EasterDate = 22.1875 Original Code – Alternate Calculation Method
Re-Test to Confirm Timing
EasterDay = 31.109375 Original Code uses INT( n / d ) to convert Division Results
EasterSunday = 9.171875 2.  Variables DECLARED!
EasterDate = 22.171875 Original Code – Alternate Calculation Method

The EasterSunday procedure contains the changes described above.  We achieved a total savings of approximately 22 seconds.  The integer division methods used both yield the same result, however, one is clearly faster than the other.

The gains made by declaring variables were just as significant.  In VBA, undeclared variables default to a “variant” type.  Although variant types are more flexible by definition, performance diminishes significantly. We saved at least an additional 11 seconds simply by declaring variables.  Variable declarations are to VBA as policies are to your company, they define the “size and scope” of the working environment.  Undefined policies or vague specifications create ambiguity and generate waste.

Lessons Learned:

In manufacturing, a 70% improvement is significant; worthy of awards, accolades, and public recognition.  The lessons learned from this example are eight-fold:

  1. For manufacturing, do not assume the current working process is the “best practice”.  There is always room for improvement.  Make time to understand and learn from your existing processes.  Look for solutions outside of your current business or industry.
  2. Benchmarking a current practice against another existing practice is just the incentive required to make changes.  Why is one method better than another?  What can we do to improve?
  3. Policy statements can influence the work environment and execution of procedures or methods.  Ambiguity and lack of clarity create waste by expending resources that are not required.
  4. Improvements to an existing process are possible with results that out perform the nearest known competitor.  We anticipated at least being able to have the two routines run at the similar speeds.  We did not anticipate the final EasterSunday routine to run more than 50% faster than our simulated competitive benchmark (EasterDate).
  5. The greatest opportunities are found where you least expect them.  Learning to see problems is one of the greatest challenges that most companies face.  The example presented in this simple analogy completely shatters the expression, “If it ain’t broke, don’t fix it.”
  6. Current practices are not necessarily best practices and best practices can always be improved.  Focusing on the weaknesses of your current systems or processes can result in a significant competitive edge.
  7. Accelerated modeling can highlight opportunities for improvement that would otherwise not be revealed until full high volume production occurs.  Many companies are already using process simulation software to emulate accelerated production to identify opportunities for improvement.
  8. The most important lesson of all is this:

Speed of Execution is Important >> Thoughtful Speed of Execution is CRITICAL.

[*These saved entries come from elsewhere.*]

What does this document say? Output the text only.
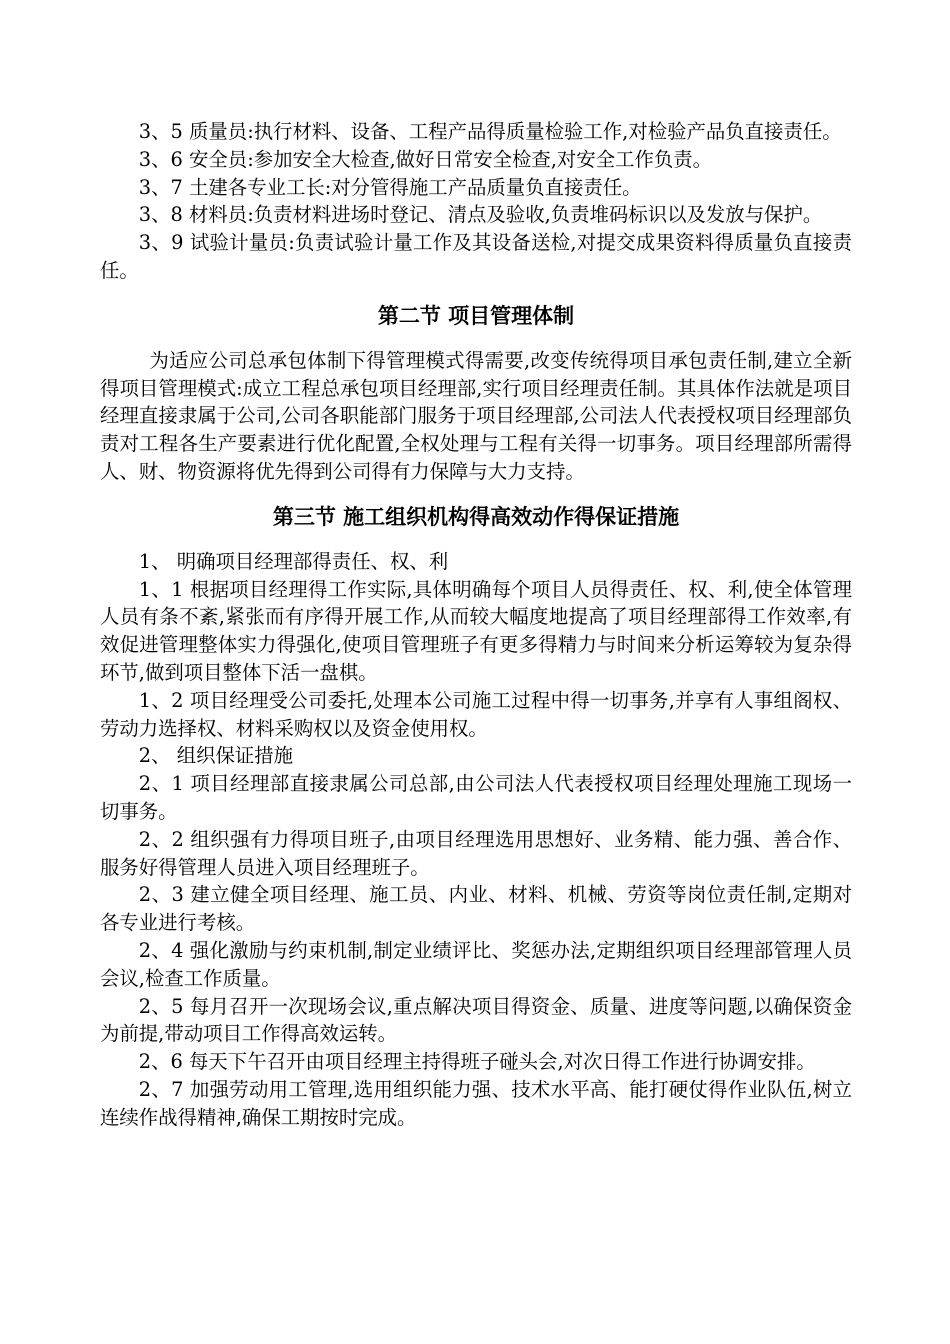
3、5 质量员:执行材料、设备、工程产品得质量检验工作,对检验产品负直接责任。

3、6 安全员:参加安全大检查,做好日常安全检查,对安全工作负责。

3、7 土建各专业工长:对分管得施工产品质量负直接责任。

3、8 材料员:负责材料进场时登记、清点及验收,负责堆码标识以及发放与保护。

3、9 试验计量员:负责试验计量工作及其设备送检,对提交成果资料得质量负直接责任。

第二节 项目管理体制

为适应公司总承包体制下得管理模式得需要,改变传统得项目承包责任制,建立全新得项目管理模式:成立工程总承包项目经理部,实行项目经理责任制。其具体作法就是项目经理直接隶属于公司,公司各职能部门服务于项目经理部,公司法人代表授权项目经理部负责对工程各生产要素进行优化配置,全权处理与工程有关得一切事务。项目经理部所需得人、财、物资源将优先得到公司得有力保障与大力支持。

第三节 施工组织机构得高效动作得保证措施

1、 明确项目经理部得责任、权、利

1、1 根据项目经理得工作实际,具体明确每个项目人员得责任、权、利,使全体管理人员有条不紊,紧张而有序得开展工作,从而较大幅度地提高了项目经理部得工作效率,有效促进管理整体实力得强化,使项目管理班子有更多得精力与时间来分析运筹较为复杂得环节,做到项目整体下活一盘棋。

1、2 项目经理受公司委托,处理本公司施工过程中得一切事务,并享有人事组阁权、劳动力选择权、材料采购权以及资金使用权。

2、 组织保证措施

2、1 项目经理部直接隶属公司总部,由公司法人代表授权项目经理处理施工现场一切事务。

2、2 组织强有力得项目班子,由项目经理选用思想好、业务精、能力强、善合作、服务好得管理人员进入项目经理班子。

2、3 建立健全项目经理、施工员、内业、材料、机械、劳资等岗位责任制,定期对各专业进行考核。

2、4 强化激励与约束机制,制定业绩评比、奖惩办法,定期组织项目经理部管理人员会议,检查工作质量。

2、5 每月召开一次现场会议,重点解决项目得资金、质量、进度等问题,以确保资金为前提,带动项目工作得高效运转。

2、6 每天下午召开由项目经理主持得班子碰头会,对次日得工作进行协调安排。

2、7 加强劳动用工管理,选用组织能力强、技术水平高、能打硬仗得作业队伍,树立连续作战得精神,确保工期按时完成。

We wish you all the best of this holiday season!

Until Next Time – STAY Lean!

Vergence Analytics

At the onset of the Holiday project, the task seemed relatively simple until we discovered that the rules for Easter Sunday did not follow the simple rules that applied to other holidays throughout the year.  As a result we learned more about history, astronomy, and the tracking of time than we ever would have thought possible.

We also learned that Excel’s spreadsheet MOD formula is subject to precision errors and the VBA version of MOD can yield a different result than the spreadsheet version.

We also rediscovered Excel’s Leap Year bug (29-Feb-1900).   1900 was not a leap year.  The leap year bug resides in the spreadsheet version of the date functions.  The VBA date function recognizes that 29-Feb-1900 is not a valid date.